Watch this film and how light moves between nanoseconds

Jan 29, 2015 09:08 GMT  ·  By

Fog and other type of gas may render a laser beam visible to the human eye, but real, proper lasers are more or less invisible to our normal eyesight, especially when they are sent out in very short bursts.

You know the laser guns in Star Wars? Yes, those blaster bolts should actually move so quickly that we would not be able to perceive the light. If sound is faster than the eye can see, light/lasers are in a league of their own. “Plasma beam” technology explanations aside.

Laser is, in the end, nothing but tightly focused light. This, by extension, means that we need some really serious hardware to actually capture it in motion.

As it happens, a team of physicists at Heriot-Watt University in Edinburgh, UK, have managed to do just that.

A laser burst was filmed in nanosecond scale

We can only see the “laser” by sending it through a mass of smoke or water vapor, since that way some photons split off from the focused beam and head to your eyes.

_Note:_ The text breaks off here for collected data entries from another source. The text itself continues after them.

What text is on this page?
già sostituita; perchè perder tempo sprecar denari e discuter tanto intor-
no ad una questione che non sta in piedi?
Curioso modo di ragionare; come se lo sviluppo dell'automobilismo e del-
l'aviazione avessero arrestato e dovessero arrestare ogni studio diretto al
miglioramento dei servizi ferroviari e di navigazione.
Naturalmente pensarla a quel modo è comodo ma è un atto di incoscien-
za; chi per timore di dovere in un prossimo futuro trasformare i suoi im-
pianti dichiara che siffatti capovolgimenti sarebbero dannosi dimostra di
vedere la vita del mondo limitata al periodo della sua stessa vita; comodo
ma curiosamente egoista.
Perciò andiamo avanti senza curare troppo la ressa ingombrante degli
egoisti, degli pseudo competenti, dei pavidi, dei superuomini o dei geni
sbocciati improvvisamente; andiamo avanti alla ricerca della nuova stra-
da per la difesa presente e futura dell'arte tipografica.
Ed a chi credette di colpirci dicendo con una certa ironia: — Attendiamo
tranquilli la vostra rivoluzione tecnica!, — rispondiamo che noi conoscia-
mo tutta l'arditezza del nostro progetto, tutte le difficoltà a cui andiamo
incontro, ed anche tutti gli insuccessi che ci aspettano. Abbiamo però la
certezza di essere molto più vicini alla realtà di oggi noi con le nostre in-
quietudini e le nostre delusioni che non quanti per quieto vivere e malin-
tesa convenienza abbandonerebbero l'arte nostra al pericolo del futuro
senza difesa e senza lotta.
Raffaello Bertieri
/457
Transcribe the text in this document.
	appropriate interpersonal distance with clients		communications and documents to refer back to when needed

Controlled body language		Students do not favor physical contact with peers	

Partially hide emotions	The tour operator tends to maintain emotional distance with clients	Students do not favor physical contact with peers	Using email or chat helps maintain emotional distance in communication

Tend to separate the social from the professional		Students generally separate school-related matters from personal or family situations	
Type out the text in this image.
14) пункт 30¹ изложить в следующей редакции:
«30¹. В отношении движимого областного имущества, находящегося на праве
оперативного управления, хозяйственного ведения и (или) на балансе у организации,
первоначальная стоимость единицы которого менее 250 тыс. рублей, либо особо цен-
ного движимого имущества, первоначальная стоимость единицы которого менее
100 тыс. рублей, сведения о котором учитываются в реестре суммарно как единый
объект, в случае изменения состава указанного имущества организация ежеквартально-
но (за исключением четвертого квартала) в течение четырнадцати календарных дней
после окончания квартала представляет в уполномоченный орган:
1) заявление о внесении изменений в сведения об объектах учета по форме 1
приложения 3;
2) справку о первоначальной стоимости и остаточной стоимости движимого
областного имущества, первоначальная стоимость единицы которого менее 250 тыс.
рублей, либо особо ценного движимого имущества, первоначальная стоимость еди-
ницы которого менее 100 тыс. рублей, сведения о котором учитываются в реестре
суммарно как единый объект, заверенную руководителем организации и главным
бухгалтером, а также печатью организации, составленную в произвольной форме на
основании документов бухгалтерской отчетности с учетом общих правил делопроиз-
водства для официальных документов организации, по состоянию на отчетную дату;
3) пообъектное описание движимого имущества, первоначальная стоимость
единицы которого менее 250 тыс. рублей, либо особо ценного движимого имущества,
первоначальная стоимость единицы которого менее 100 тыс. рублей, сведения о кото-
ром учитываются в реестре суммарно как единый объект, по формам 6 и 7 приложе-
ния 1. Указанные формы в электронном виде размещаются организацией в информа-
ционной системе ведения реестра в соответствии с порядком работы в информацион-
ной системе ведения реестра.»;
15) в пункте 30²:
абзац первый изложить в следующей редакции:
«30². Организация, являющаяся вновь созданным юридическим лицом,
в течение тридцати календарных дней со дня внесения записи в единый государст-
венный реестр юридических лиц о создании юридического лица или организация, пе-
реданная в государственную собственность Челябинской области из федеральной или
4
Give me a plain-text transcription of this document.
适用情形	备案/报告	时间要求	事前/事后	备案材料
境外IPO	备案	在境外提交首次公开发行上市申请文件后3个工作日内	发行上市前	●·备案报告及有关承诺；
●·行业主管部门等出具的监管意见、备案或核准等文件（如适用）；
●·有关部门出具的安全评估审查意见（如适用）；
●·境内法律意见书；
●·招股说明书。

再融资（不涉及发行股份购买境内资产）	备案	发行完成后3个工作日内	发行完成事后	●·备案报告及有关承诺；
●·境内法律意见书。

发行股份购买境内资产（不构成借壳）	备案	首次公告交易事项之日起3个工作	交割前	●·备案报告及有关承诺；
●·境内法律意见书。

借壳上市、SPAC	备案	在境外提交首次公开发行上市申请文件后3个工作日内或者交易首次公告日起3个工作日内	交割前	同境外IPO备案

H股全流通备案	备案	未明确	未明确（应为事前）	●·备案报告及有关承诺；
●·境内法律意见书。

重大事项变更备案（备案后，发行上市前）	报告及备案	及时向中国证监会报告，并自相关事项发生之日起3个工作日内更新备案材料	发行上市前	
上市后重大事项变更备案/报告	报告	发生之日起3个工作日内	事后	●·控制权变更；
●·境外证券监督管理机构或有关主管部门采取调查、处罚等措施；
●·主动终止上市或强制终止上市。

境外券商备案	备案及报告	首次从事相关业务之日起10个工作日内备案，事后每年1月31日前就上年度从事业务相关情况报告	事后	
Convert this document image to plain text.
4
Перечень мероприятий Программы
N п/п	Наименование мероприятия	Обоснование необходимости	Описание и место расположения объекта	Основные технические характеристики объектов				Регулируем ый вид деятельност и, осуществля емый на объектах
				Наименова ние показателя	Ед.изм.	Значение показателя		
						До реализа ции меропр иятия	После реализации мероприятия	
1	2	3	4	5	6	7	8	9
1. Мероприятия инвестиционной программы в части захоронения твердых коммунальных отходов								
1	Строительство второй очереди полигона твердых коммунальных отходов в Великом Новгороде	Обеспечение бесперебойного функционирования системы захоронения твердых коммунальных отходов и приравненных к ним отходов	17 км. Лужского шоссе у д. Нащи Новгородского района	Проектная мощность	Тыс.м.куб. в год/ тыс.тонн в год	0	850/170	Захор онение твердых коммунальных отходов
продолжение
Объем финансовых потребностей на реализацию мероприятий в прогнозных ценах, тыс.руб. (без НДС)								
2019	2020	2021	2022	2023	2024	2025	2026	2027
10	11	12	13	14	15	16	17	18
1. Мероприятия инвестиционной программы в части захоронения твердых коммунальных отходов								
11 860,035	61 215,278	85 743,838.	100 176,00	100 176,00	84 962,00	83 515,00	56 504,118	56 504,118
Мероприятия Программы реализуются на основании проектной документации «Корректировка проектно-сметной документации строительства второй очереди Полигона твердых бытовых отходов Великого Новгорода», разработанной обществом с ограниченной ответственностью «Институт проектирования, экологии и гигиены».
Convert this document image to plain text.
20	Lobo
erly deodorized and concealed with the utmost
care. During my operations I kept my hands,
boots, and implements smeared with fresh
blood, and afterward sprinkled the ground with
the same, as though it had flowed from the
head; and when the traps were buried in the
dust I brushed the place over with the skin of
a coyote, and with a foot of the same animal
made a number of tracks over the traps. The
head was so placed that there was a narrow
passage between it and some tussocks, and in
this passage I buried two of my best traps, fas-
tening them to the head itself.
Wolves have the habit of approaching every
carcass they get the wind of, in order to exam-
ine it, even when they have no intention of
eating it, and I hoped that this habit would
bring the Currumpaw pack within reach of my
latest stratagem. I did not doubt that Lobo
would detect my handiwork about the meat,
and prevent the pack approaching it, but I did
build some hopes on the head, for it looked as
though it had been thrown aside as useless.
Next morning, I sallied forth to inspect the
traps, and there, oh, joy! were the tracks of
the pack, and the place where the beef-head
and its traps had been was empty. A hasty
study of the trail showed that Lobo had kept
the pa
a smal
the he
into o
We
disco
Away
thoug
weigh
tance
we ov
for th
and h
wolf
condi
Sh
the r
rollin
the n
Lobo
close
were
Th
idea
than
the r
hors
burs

This principle is the basis of a system devised by PhD student Genevieve Gariepy and her colleagues. However, they used normal air for it, as well as a camera system that records at 20 million frames per second.

The camera system used a 32×32 pixel grid of single-photon avalanche diode (SPAD) detectors. Each of those CMOS sensors have a high temporal resolution, meaning that data acquired by them can be correlated with real life fairly accurately.

In this case, the SPAD camera system has a temporal resolution of 67 picoseconds (0.000000000067 seconds), hence the 20 million FPS recording speed.

It can still only capture a few of the scattered photons at one time, but divide and conquer has an opposite we suppose. By shooting 2 million pulses over a period of 10 minutes, the research team had enough instances to combine into one, single video. We embedded the resulting mish-mash below.

Being connected to the laser emitter allowed the camera to know exactly when the pulse was produced, and react accordingly.

Practical applications

Creating cool videos is one thing, obviously. Observing the formation of plasma is another, as this SPAD system can allow one to see how ions are heated. However, those are distant concerns. The camera system is just a pure research experiment for now, intended to allow for a laser to be visualized in flight without direct interaction.